Published 4:33 pm Wednesday, September 9, 2009

By Staff
Gary, I’m going to miss you terribly, but downtown Washington is going to miss you even more. If a downtown can have a heart, you were it.
When I learned about Gary Tomasulo’s death Monday, my immediate thoughts were about his family, which he had with him in recent weeks as his children and grandchildren paid visits, in part to see Gary’s newest venture, La Bella Pizzeria, which he made clear was a family business. Just check out the back of the menus. As Monday afternoon became Monday night, I reflected on what Gary meant to me, personally and professionally.
Who’s going to keep me company at 2 o’clock in the morning in the camper provided by Crisp RV Center for our use during Smoke on the Water festivals? Who’s going to consult with me about T-shirts for Music in the Streets? Who’s going to swap stories with me, stories about grandchildren, as Gary and I did as I interviewed him for countless stories about downtown issues?

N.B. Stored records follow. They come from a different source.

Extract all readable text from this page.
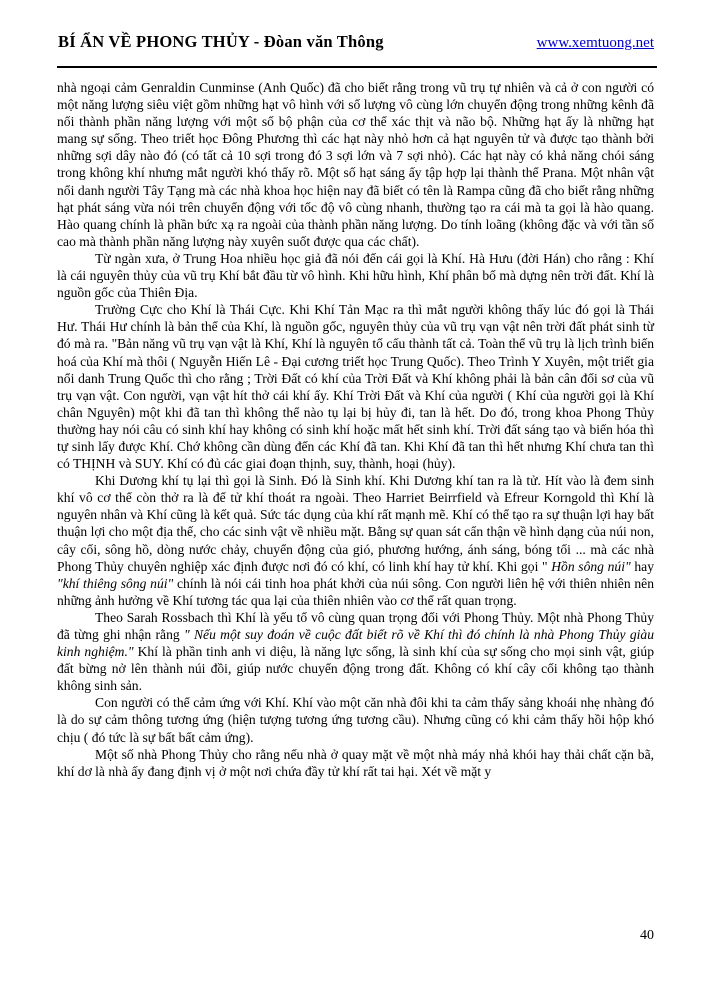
BÍ ẨN VỀ PHONG THỦY - Đòan văn Thông	www.xemtuong.net

nhà ngoại cảm Genraldin Cunminse (Anh Quốc) đã cho biết rằng trong vũ trụ tự nhiên và cả ở con người có một năng lượng siêu việt gồm những hạt vô hình với số lượng vô cùng lớn chuyển động trong những kênh đã nối thành phần năng lượng với một số bộ phận của cơ thể xác thịt và não bộ. Những hạt ấy là những hạt mang sự sống. Theo triết học Đông Phương thì các hạt này nhỏ hơn cả hạt nguyên tử và được tạo thành bởi những sợi dây nào đó (có tất cả 10 sợi trong đó 3 sợi lớn và 7 sợi nhỏ). Các hạt này có khả năng chói sáng trong không khí nhưng mắt người khó thấy rõ. Một số hạt sáng ấy tập hợp lại thành thể Prana. Một nhân vật nổi danh người Tây Tạng mà các nhà khoa học hiện nay đã biết có tên là Rampa cũng đã cho biết rằng những hạt phát sáng vừa nói trên chuyển động với tốc độ vô cùng nhanh, thường tạo ra cái mà ta gọi là hào quang. Hào quang chính là phần bức xạ ra ngoài của thành phần năng lượng. Do tính loãng (không đặc và với tần số cao mà thành phần năng lượng này xuyên suốt được qua các chất).

Từ ngàn xưa, ở Trung Hoa nhiều học giả đã nói đến cái gọi là Khí. Hà Hưu (đời Hán) cho rằng : Khí là cái nguyên thủy của vũ trụ Khí bắt đầu từ vô hình. Khi hữu hình, Khí phân bố mà dựng nên trời đất. Khí là nguồn gốc của Thiên Địa.

Trường Cực cho Khí là Thái Cực. Khi Khí Tản Mạc ra thì mắt người không thấy lúc đó gọi là Thái Hư. Thái Hư chính là bản thể của Khí, là nguồn gốc, nguyên thủy của vũ trụ vạn vật nên trời đất phát sinh từ đó mà ra. "Bản năng vũ trụ vạn vật là Khí, Khí là nguyên tố cấu thành tất cả. Toàn thể vũ trụ là lịch trình biến hoá của Khí mà thôi ( Nguyễn Hiến Lê - Đại cương triết học Trung Quốc). Theo Trình Y Xuyên, một triết gia nổi danh Trung Quốc thì cho rằng ; Trời Đất có khí của Trời Đất và Khí không phải là bản cân đối sơ của vũ trụ vạn vật. Con người, vạn vật hít thở cái khí ấy. Khí Trời Đất và Khí của người ( Khí của người gọi là Khí chân Nguyên) một khi đã tan thì không thể nào tụ lại bị hủy đi, tan là hết. Do đó, trong khoa Phong Thủy thường hay nói câu có sinh khí hay không có sinh khí hoặc mất hết sinh khí. Trời đất sáng tạo và biến hóa thì tự sinh lấy được Khí. Chớ không cần dùng đến các Khí đã tan. Khi Khí đã tan thì hết nhưng Khí chưa tan thì có THỊNH và SUY. Khí có đủ các giai đoạn thịnh, suy, thành, hoại (hủy).

Khi Dương khí tụ lại thì gọi là Sinh. Đó là Sinh khí. Khi Dương khí tan ra là tử. Hít vào là đem sinh khí vô cơ thể còn thở ra là để tử khí thoát ra ngoài. Theo Harriet Beirrfield và Efreur Korngold thì Khí là nguyên nhân và Khí cũng là kết quả. Sức tác dụng của khí rất mạnh mẽ. Khí có thể tạo ra sự thuận lợi hay bất thuận lợi cho một địa thế, cho các sinh vật về nhiều mặt. Bằng sự quan sát cẩn thận về hình dạng của núi non, cây cối, sông hồ, dòng nước chảy, chuyển động của gió, phương hướng, ánh sáng, bóng tối ... mà các nhà Phong Thủy chuyên nghiệp xác định được nơi đó có khí, có linh khí hay tử khí. Khi gọi " Hồn sông núi" hay "khí thiêng sông núi" chính là nói cái tinh hoa phát khởi của núi sông. Con người liên hệ với thiên nhiên nên những ảnh hưởng về Khí tương tác qua lại của thiên nhiên vào cơ thể rất quan trọng.

Theo Sarah Rossbach thì Khí là yếu tố vô cùng quan trọng đối với Phong Thủy. Một nhà Phong Thủy đã từng ghi nhận rằng " Nếu một suy đoán về cuộc đất biết rõ về Khí thì đó chính là nhà Phong Thủy giàu kinh nghiệm." Khí là phần tinh anh vi diệu, là năng lực sống, là sinh khí của sự sống cho mọi sinh vật, giúp đất bừng nở lên thành núi đồi, giúp nước chuyển động trong đất. Không có khí cây cối không tạo thành không sinh sản.

Con người có thể cảm ứng với Khí. Khí vào một căn nhà đôi khi ta cảm thấy sảng khoái nhẹ nhàng đó là do sự cảm thông tương ứng (hiện tượng tương ứng tương cầu). Nhưng cũng có khi cảm thấy hồi hộp khó chịu ( đó tức là sự bất bất cảm ứng).

Một số nhà Phong Thủy cho rằng nếu nhà ở quay mặt về một nhà máy nhả khói hay thải chất cặn bã, khí dơ là nhà ấy đang định vị ở một nơi chứa đầy tử khí rất tai hại. Xét về mặt y

40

My first recollection of getting to know Gary takes me back to the first year of Music in the Streets. A group of about 10 or 12 people met to plan the event. Gary was there, with plenty of passion, energy and opinions. Gary always had plenty of those three items.
It became quite evident at that meeting this man was passionate about downtown Washington, something I found intriguing. After all, Gary was a New Yorker. That was evident by his speech. Gary, a retired corrections captain who worked in New York City, adopted downtown Washington, making it home after leaving Brooklyn.
He and I often joked about him, a Yankee, coming to the South and, rather than burning Washington like some other Yankees did during the Civil War, wanting to build up and improve Washington, especially its downtown. Perhaps that’s why he served as president of the Historic Downtown Washington Merchants Association since 2002.
After many Music in the Streets events, Gary and I would sit in the Coca-Cola booth on Main Street, with Gary talking about the future of downtown, what he would like to see happen there and what others might do with downtown if given an opportunity. Gary was diligent in his effort to protect downtown’s merchants, shopkeepers and property owners.
During those 2 a.m. sessions in the camper during Smoke on the Water festivals, Gary would talk about the need to make city officials, prospective developers and others understand how their plans for downtown and its adjacent waterfront could affect the owners of mom-and-pop businesses trying to eke out a living as taxes, utility rates and government-imposed fees increased.
But Gary did more than just talk; he acted.
It was Gary who was instrumental in the effort to replace the wooden slats in benches in downtown Washington several years ago, obtaining the materials needed for the job and doing most of that job himself. Gary also pushed for cleaning up and improving the alleys in the downtown area.
Gary did not like seeing an empty storefront downtown. To him, an empty storefront was a challenge. He just knew there was a unique business out there waiting to find a home in downtown Washington.
Gary’s death has left a vast emptiness in the downtown community, but it’s also left an empty place in my life.
But each time I go downtown, I will be reminded of what one man can do with passion, energy and opinions. Gary’s legacy, at least a big part of it, is downtown Washington.
For now, downtown is suffering from a broken heart. It will recover and survive. That’s a fitting way to honor Gary’s contribution to downtown Washington.